As Carwyn Jones says, Labour’s priority is reform of the Barnett formula which determines the size of the Welsh block grant. The Holtham Commission calculated that if it reflected the needs of Wales, rather than being tied to a crude head count, then we would be better off by at least £300 million a year.
The Treasury has accepted the force of this argument – no-one quarrels with the Holtham conclusions. However, the Conservative coalition at Westminster says that any change to the funding formula must await sorting out the deficit in the British budget, which is another way of kicking the issue into some very long grass indeed.
So what could a “a genuine and sustainable improvement to the status quo” look like. I think what is being prepared is a commitment to deliver a floor below which the Barnett settlment won’t drop (as negotiated by Peter Hain in the dying days of the Labour government) coupled with an early look at the the basis on which the block grant is calculated, following Holtham. This would be in return for an acceptance that the National Assembly must emulate the Scottish Parliament in being responsible for raising at least some of its own money. The case for this was set out by Gerald Holtham in another article in the current issue of Agenda in which he wrote:
“There is an argument that fiscal devolution would only work if the block grant were seen to be on a fair and robust basis. Otherwise the devolved government will always be frightened to use taxation powers to deviate from English rates in case it calls the grant into question. And even devolving half of income tax to Wales or Scotland will only pay 15-20 per cent of the devolved budget. The block grant will account for the vast bulk of the rest… Meanwhile, that 20 per cent of own-revenue would make a big difference to the accountability and responsibility of Welsh politicians.”
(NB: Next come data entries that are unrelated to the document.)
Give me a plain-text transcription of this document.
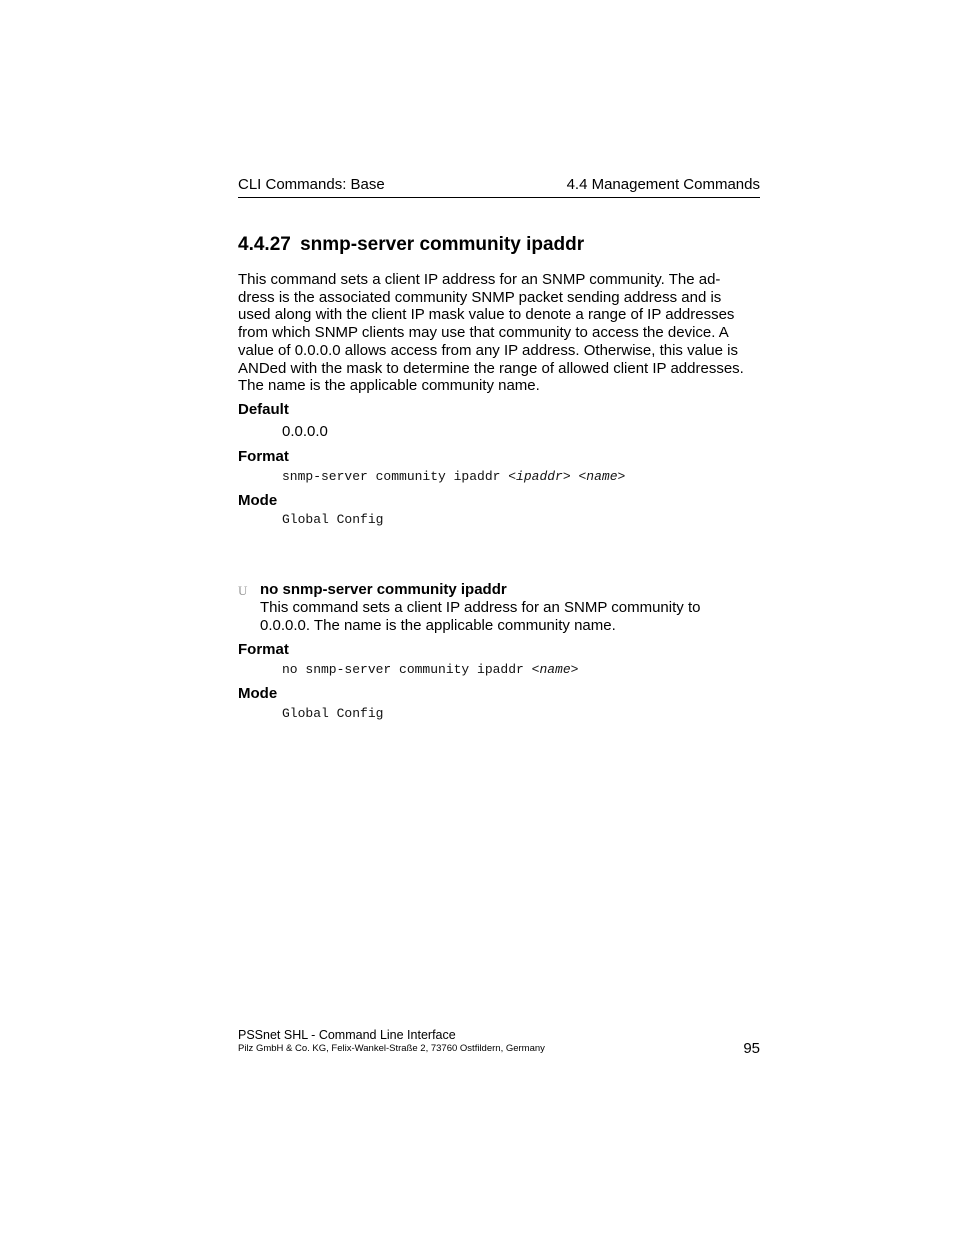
CLI Commands: Base	4.4 Management Commands
4.4.27 snmp-server community ipaddr
This command sets a client IP address for an SNMP community. The ad-
dress is the associated community SNMP packet sending address and is
used along with the client IP mask value to denote a range of IP addresses
from which SNMP clients may use that community to access the device. A
value of 0.0.0.0 allows access from any IP address. Otherwise, this value is
ANDed with the mask to determine the range of allowed client IP addresses.
The name is the applicable community name.
Default
0.0.0.0
Format
snmp-server community ipaddr <ipaddr> <name>
Mode
Global Config
U no snmp-server community ipaddr
This command sets a client IP address for an SNMP community to
0.0.0.0. The name is the applicable community name.
Format
no snmp-server community ipaddr <name>
Mode
Global Config
PSSnet SHL - Command Line Interface
Pilz GmbH & Co. KG, Felix-Wankel-Straße 2, 73760 Ostfildern, Germany	95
So how would the politics of all this work? A lot hangs on the outcome of the May election and the balance between the parties. If Labour ends up with 29 or 30 seats and the Welsh Liberal Democrats with three or four, then there would be at least two incentives for Labour to negotiate a deal with the Lib Dems rather than Plaid.
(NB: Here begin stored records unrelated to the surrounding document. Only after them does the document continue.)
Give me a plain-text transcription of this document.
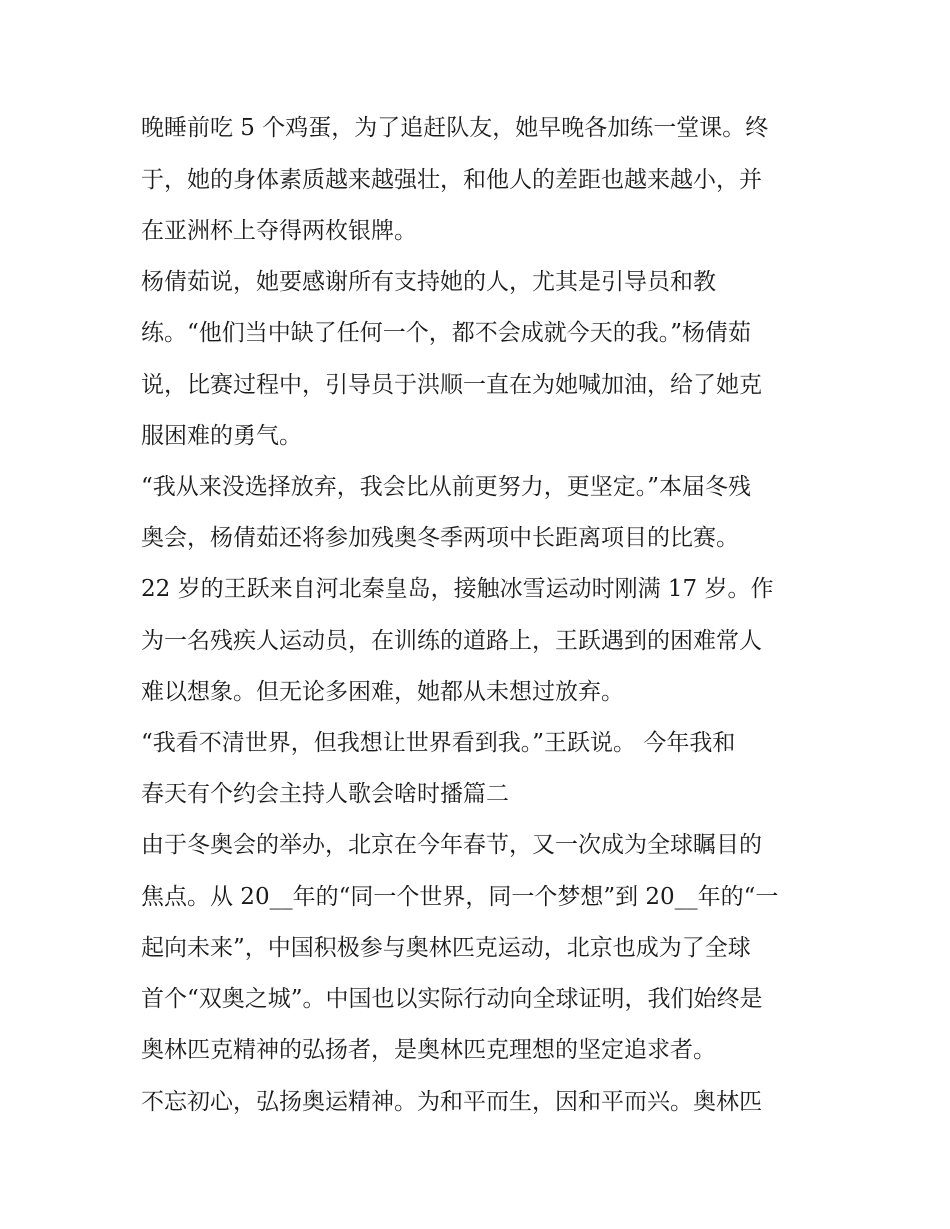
晚睡前吃 5 个鸡蛋，为了追赶队友，她早晚各加练一堂课。终
于，她的身体素质越来越强壮，和他人的差距也越来越小，并
在亚洲杯上夺得两枚银牌。
杨倩茹说，她要感谢所有支持她的人，尤其是引导员和教
练。“他们当中缺了任何一个，都不会成就今天的我。”杨倩茹
说，比赛过程中，引导员于洪顺一直在为她喊加油，给了她克
服困难的勇气。
“我从来没选择放弃，我会比从前更努力，更坚定。”本届冬残
奥会，杨倩茹还将参加残奥冬季两项中长距离项目的比赛。
22 岁的王跃来自河北秦皇岛，接触冰雪运动时刚满 17 岁。作
为一名残疾人运动员，在训练的道路上，王跃遇到的困难常人
难以想象。但无论多困难，她都从未想过放弃。
“我看不清世界，但我想让世界看到我。”王跃说。 今年我和
春天有个约会主持人歌会啥时播篇二
由于冬奥会的举办，北京在今年春节，又一次成为全球瞩目的
焦点。从 20__年的“同一个世界，同一个梦想”到 20__年的“一
起向未来”，中国积极参与奥林匹克运动，北京也成为了全球
首个“双奥之城”。中国也以实际行动向全球证明，我们始终是
奥林匹克精神的弘扬者，是奥林匹克理想的坚定追求者。
不忘初心，弘扬奥运精神。为和平而生，因和平而兴。奥林匹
As a much smaller party the Lib Dems would have less policy influence and fewer seats around the Cabinet table that would Plaid. Also, the word on the street is that a message emanating from Labour’s UK leader Ed Miliband, is that he would be quite like to see how a Labour/Lib Dem coalition in Cardiff worked out, as a trial run for one that could negotiated in London following the next UK general election in 2015.
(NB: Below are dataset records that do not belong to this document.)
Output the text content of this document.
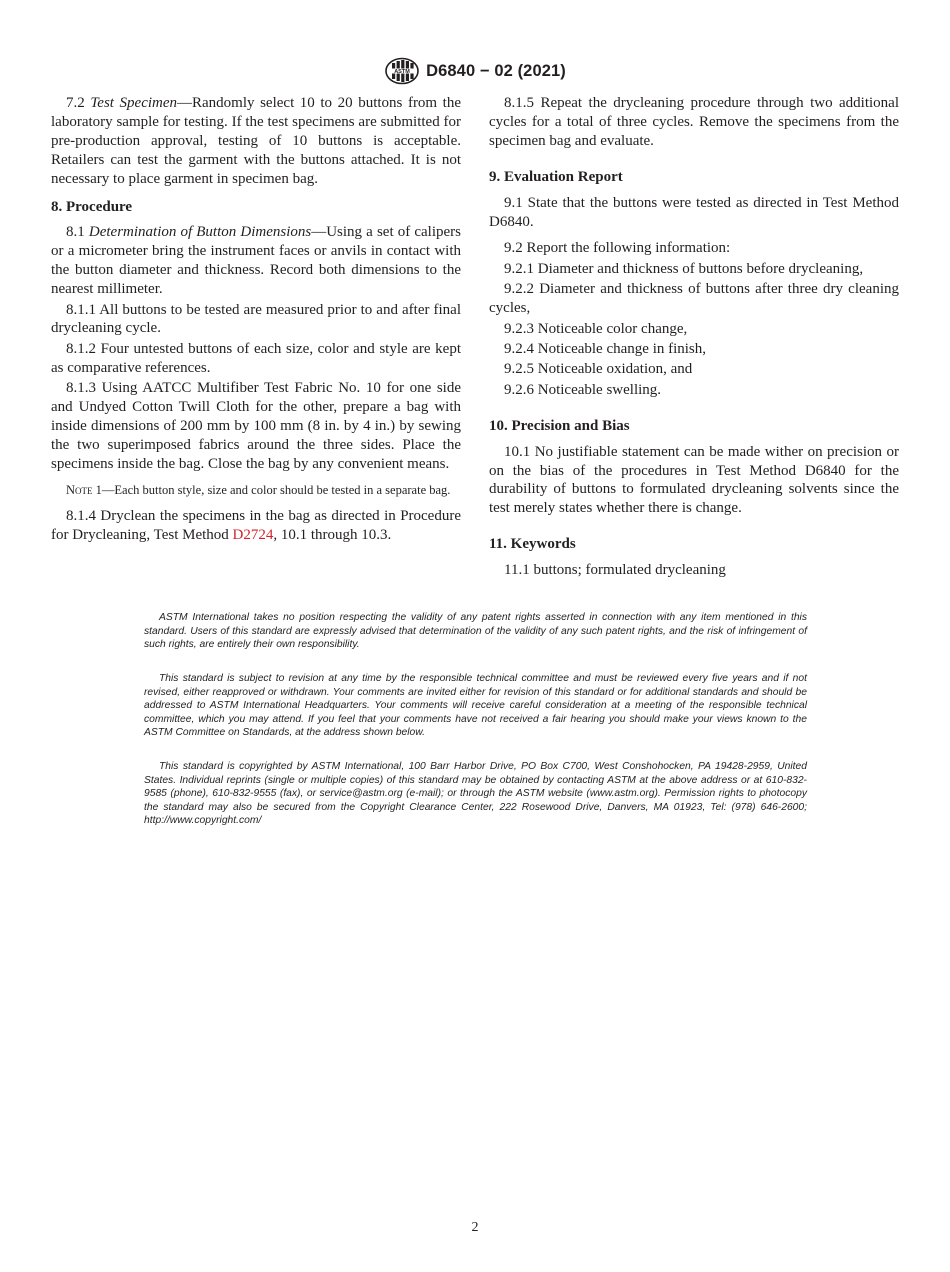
ASTM D6840 − 02 (2021)

7.2 Test Specimen—Randomly select 10 to 20 buttons from the laboratory sample for testing. If the test specimens are submitted for pre-production approval, testing of 10 buttons is acceptable. Retailers can test the garment with the buttons attached. It is not necessary to place garment in specimen bag.

8. Procedure

8.1 Determination of Button Dimensions—Using a set of calipers or a micrometer bring the instrument faces or anvils in contact with the button diameter and thickness. Record both dimensions to the nearest millimeter.

8.1.1 All buttons to be tested are measured prior to and after final drycleaning cycle.

8.1.2 Four untested buttons of each size, color and style are kept as comparative references.

8.1.3 Using AATCC Multifiber Test Fabric No. 10 for one side and Undyed Cotton Twill Cloth for the other, prepare a bag with inside dimensions of 200 mm by 100 mm (8 in. by 4 in.) by sewing the two superimposed fabrics around the three sides. Place the specimens inside the bag. Close the bag by any convenient means.

Note 1—Each button style, size and color should be tested in a separate bag.

8.1.4 Dryclean the specimens in the bag as directed in Procedure for Drycleaning, Test Method D2724, 10.1 through 10.3.

8.1.5 Repeat the drycleaning procedure through two additional cycles for a total of three cycles. Remove the specimens from the specimen bag and evaluate.

9. Evaluation Report

9.1 State that the buttons were tested as directed in Test Method D6840.

9.2 Report the following information:

9.2.1 Diameter and thickness of buttons before drycleaning,

9.2.2 Diameter and thickness of buttons after three dry cleaning cycles,

9.2.3 Noticeable color change,

9.2.4 Noticeable change in finish,

9.2.5 Noticeable oxidation, and

9.2.6 Noticeable swelling.

10. Precision and Bias

10.1 No justifiable statement can be made wither on precision or on the bias of the procedures in Test Method D6840 for the durability of buttons to formulated drycleaning solvents since the test merely states whether there is change.

11. Keywords

11.1 buttons; formulated drycleaning

ASTM International takes no position respecting the validity of any patent rights asserted in connection with any item mentioned in this standard. Users of this standard are expressly advised that determination of the validity of any such patent rights, and the risk of infringement of such rights, are entirely their own responsibility.

This standard is subject to revision at any time by the responsible technical committee and must be reviewed every five years and if not revised, either reapproved or withdrawn. Your comments are invited either for revision of this standard or for additional standards and should be addressed to ASTM International Headquarters. Your comments will receive careful consideration at a meeting of the responsible technical committee, which you may attend. If you feel that your comments have not received a fair hearing you should make your views known to the ASTM Committee on Standards, at the address shown below.

This standard is copyrighted by ASTM International, 100 Barr Harbor Drive, PO Box C700, West Conshohocken, PA 19428-2959, United States. Individual reprints (single or multiple copies) of this standard may be obtained by contacting ASTM at the above address or at 610-832-9585 (phone), 610-832-9555 (fax), or service@astm.org (e-mail); or through the ASTM website (www.astm.org). Permission rights to photocopy the standard may also be secured from the Copyright Clearance Center, 222 Rosewood Drive, Danvers, MA 01923, Tel: (978) 646-2600; http://www.copyright.com/

2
And what would the Welsh Lib Dems be looking for in return? One thing would be Labour’s agreement to hitching an early reform of the Barnet formula to devolving fiscal responsibility to the National Assembly along Scottish lines.
An intriguing question is why the Lib Dems are so keen on pushing fiscal devolution as the next step for Wales. What’s in it for them? The only reason I can think of is that they’re desperate to be associated with delivering a clearly identifiable part of the Welsh devolution settlement. So far it’s all been down to Labour and Plaid Cymru. And as I said at the start, what really matters is the money.